TITLE:
Relation between the Severity of Obstructive Sleep Apnea and the Severity of Type 2 Diabetes Mellitus and Hypertension
AUTHORS:
Safwat A. M. Eldaboosy, Amgad Awad, Hussain Alquraini, Saber Abo Al Hassan, Mohamed O. Nour
KEYWORDS:
Obstructive Sleep Apnea, Apnea-Hypopnea Index, Type 2 Diabetes Mellitus, Hypertension
JOURNAL NAME:
Open Journal of Respiratory Diseases,
Vol.11 No.2,
April
2,
2021
ABSTRACT: Background: Obstructive sleep apnea
syndrome (OSAS) may promote hyperglycemia, insulin resistance, and hypertension
(HTN). Purpose: To evaluate if there is a relationship between the
severity of OSA and the severity of type 2 diabetes mellitus (T2DM) and HTN in
our patients, aiming to understand and optimize the control for comorbidities.
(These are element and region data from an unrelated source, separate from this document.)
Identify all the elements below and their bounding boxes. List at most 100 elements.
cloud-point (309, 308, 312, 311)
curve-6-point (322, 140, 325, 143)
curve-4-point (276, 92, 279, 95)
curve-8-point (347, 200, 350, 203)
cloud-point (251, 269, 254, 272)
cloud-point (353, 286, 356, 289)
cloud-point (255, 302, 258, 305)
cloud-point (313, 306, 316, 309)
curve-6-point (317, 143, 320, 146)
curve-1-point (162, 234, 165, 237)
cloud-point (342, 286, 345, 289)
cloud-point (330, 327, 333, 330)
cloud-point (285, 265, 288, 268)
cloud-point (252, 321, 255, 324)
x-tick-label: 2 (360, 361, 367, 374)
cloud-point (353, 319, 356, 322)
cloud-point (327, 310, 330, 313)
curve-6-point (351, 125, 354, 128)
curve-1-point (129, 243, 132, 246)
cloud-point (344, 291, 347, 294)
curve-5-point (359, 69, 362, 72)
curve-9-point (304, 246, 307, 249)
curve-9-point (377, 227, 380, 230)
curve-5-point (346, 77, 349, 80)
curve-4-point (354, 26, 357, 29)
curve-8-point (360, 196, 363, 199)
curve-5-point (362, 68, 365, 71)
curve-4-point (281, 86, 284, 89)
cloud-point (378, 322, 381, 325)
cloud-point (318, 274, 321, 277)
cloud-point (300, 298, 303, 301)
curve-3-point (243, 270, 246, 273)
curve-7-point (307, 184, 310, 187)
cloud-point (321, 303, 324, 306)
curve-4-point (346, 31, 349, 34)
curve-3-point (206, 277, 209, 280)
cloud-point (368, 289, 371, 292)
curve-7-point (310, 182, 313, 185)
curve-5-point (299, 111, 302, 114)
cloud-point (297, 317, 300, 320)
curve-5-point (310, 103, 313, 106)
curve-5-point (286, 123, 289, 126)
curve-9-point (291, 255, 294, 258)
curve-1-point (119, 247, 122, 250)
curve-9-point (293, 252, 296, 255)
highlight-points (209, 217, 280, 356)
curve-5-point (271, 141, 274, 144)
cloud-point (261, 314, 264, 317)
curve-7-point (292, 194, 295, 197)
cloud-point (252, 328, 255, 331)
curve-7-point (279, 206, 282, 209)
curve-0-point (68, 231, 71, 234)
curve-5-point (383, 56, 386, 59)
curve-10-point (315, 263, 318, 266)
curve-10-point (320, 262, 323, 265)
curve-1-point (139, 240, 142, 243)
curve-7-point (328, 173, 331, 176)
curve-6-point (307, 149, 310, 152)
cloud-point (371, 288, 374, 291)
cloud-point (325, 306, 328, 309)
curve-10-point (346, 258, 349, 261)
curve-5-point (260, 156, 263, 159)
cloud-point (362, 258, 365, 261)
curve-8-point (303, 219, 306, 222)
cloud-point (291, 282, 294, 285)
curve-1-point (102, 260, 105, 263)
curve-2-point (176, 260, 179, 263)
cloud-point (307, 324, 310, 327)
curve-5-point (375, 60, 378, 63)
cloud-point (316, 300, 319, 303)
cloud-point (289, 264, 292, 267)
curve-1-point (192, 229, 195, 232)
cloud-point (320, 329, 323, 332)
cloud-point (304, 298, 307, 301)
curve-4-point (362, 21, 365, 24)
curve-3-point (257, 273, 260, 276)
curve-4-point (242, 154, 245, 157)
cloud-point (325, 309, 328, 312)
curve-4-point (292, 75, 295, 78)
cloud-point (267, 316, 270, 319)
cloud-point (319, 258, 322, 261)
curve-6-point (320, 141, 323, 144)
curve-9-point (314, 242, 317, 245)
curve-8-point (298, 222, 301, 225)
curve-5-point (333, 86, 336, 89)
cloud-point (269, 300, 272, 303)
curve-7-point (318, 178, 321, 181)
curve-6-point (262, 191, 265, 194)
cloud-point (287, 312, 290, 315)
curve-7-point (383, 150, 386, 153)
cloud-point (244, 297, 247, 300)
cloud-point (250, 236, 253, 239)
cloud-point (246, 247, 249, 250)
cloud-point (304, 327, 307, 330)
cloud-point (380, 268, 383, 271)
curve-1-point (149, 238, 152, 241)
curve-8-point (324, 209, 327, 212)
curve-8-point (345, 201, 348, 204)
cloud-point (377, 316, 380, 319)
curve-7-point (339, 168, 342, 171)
Materials
and Methods: Patients referred for polysomnography (PSG) were
retrospectively recruited during the period from October 2017 to August 2020. A
STOP-BANG questionnaire formed eight questions was used to assess the risk of
OSAS. We divided the patients into two groups; group 1, who have snoring without T2DM, and group
2, who have snoring with T2DM. PSG was completed for all subjects and data were
collected for each patient including apnoea hypopnea index (AHI), mean arterial oxygen saturation (SaO2),
and Nadir SaO2 recorded during PSG. Anthropometric data,
medical history, and medications for T2DM (for group 2) and HTN and HbA1c were
collected (for group 2). AHI was used to evaluate the severity of OSA and its
relation to T2DM and HTN. Results: The study included 300 patients who
met the inclusion criteria with mean age of 49.9 ± 13.6 years. The majority of subjects (56.3%) were males and the mean
body mass index (BMI) was 38.0 ± 8.4 kg/m2. Forty-two percent had HTN and 32.7% had T2DM. OSA
was diagnosed in 209 patients (69.7%). OSA was more detected among those with
increased age, increased BMI, and those with HTN and T2DM. The severity of both
HTN and T2DM was significantly higher among patients with OSA. Conclusions: There is a relation between OSA and T2DM and HTN. The risk of OSA is higher among patients with
uncontrolled T2DM and HTN. OSA should be suspected in subjects with obesity,
especially with uncontrolled HTN and T2DM.